Date: 2020-9-4/11/18/25 & 10-9 (Every Friday)
Abstract
The aim of these lectures is to introduce some topics in algebraic geometry to students who are familiar with basics of algebraic geometry roughly on the level of a first course on the subject. The students should make themselves familiar with divisors, the canonical divisor, the Riemann-Roch theorem for curves and surfaces, and should be willing to look up more basic results that we need as we progress.
The lectures are relatively elementary but they are related to current ongoing research in algebraic geometry.

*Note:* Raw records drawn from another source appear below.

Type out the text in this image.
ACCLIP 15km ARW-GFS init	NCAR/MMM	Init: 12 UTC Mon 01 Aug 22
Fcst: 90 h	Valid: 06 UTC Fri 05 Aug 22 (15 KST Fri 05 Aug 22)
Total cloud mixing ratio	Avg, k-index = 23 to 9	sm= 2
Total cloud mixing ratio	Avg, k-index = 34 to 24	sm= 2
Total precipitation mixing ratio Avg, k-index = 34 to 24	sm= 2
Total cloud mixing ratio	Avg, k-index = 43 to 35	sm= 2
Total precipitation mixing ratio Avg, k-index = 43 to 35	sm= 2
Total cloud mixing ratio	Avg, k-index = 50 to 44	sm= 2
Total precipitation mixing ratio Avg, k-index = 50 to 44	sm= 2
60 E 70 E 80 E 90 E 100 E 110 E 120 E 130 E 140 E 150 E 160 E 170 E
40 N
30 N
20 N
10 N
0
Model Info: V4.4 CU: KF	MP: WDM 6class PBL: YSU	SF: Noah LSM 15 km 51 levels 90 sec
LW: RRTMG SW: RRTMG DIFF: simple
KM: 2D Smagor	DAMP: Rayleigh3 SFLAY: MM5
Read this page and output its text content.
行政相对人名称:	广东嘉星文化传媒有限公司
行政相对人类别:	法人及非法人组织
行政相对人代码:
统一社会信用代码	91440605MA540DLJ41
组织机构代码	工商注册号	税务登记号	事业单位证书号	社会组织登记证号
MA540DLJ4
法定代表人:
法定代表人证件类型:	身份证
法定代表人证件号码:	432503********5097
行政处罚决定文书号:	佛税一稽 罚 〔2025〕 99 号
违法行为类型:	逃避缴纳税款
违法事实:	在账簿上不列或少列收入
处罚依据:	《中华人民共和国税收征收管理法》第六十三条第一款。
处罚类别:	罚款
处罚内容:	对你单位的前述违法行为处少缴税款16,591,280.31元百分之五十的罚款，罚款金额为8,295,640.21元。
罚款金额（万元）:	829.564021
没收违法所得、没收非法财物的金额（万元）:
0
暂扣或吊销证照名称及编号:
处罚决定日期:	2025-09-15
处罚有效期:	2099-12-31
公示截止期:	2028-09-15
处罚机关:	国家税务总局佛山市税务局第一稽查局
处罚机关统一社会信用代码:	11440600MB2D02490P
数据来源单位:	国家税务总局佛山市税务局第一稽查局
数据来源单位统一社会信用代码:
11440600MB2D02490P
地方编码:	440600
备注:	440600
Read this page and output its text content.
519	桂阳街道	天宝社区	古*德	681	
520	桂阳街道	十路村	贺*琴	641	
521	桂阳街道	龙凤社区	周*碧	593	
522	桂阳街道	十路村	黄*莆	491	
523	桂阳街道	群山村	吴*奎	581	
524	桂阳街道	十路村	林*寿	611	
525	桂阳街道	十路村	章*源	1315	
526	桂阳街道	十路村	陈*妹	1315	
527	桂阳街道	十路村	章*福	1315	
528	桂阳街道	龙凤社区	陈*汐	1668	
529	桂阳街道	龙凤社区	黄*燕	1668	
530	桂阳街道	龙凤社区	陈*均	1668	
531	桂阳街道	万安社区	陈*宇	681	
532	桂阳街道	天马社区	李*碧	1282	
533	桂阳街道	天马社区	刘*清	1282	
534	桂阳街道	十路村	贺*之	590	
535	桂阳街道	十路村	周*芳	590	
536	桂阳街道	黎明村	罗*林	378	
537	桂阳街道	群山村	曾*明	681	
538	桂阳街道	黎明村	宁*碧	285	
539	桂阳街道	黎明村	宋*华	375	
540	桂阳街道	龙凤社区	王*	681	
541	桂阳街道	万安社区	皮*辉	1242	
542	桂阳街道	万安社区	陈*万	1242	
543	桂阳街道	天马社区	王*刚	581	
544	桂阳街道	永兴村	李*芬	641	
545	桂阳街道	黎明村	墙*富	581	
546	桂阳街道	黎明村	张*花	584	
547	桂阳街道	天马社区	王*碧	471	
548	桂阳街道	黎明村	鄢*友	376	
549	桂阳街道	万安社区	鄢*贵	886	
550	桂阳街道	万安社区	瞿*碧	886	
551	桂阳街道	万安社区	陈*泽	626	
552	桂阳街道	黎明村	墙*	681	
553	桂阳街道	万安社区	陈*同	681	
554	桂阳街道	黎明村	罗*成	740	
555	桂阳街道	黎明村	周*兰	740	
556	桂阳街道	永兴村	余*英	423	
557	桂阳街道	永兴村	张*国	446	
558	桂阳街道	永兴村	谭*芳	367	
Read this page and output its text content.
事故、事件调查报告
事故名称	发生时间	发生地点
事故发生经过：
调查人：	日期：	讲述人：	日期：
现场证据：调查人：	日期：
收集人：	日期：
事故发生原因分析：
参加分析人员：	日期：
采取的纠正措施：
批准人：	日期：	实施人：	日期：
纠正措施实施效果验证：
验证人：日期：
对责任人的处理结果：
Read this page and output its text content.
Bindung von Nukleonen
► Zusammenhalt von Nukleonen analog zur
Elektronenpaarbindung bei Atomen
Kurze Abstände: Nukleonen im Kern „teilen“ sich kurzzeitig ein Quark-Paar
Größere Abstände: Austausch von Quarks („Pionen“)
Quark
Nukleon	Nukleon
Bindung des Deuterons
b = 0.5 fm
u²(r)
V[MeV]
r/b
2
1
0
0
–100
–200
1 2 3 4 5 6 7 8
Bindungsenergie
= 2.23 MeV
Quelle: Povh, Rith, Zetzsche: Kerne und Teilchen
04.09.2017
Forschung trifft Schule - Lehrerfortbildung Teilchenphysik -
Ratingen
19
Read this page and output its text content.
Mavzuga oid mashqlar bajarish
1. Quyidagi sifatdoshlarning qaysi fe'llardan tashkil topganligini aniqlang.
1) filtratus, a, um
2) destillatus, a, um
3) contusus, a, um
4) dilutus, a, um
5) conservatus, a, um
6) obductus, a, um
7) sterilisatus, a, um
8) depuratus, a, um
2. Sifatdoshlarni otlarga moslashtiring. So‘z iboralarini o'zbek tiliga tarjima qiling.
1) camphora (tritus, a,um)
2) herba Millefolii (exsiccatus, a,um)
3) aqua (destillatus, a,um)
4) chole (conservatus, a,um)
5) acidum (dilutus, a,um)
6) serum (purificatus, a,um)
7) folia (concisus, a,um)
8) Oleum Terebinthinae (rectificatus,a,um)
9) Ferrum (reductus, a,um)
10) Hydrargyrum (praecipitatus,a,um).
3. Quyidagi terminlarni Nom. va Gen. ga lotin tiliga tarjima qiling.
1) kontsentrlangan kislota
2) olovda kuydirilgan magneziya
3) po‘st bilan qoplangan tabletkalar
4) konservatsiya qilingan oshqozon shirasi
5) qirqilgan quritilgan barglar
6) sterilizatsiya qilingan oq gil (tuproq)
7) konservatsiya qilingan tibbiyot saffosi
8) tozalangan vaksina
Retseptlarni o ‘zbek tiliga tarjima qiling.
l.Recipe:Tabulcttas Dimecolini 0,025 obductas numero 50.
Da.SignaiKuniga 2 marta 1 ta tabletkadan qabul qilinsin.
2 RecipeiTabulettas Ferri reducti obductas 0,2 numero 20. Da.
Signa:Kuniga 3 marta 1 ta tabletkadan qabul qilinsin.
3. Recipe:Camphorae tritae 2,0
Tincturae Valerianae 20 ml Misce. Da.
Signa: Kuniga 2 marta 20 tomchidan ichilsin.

Topics aimed to be covered:
Lecture 1
Singularities: definition and examples of singularities, some basic properties.
Lecture 2
Birational geometry of surfaces: contractions, minimal model program, classification.
Lecture 3
Quotient varieties: definition and examples of local and global quotients, singularities.
Lecture 4
The weighted projective space: definition as quotient of projective space, singularities, Fano property, unboundedness, anti-canonical volume.
Lecture 5
Cremona groups: definition, examples, Jordan property for dimension two with proof, simple finite subgroups.
About Speaker ·
Caucher Birkar is a professor at the University of Cambridge in the United Kingdom. His research area is algebraic geometry. In the International Congress of Mathematicians in 2018, Prof. Caucher Birkar was awarded the Fields medal, the highest honor for mathematicians, for his works on boundedness of Fano varieties and the minimal model program.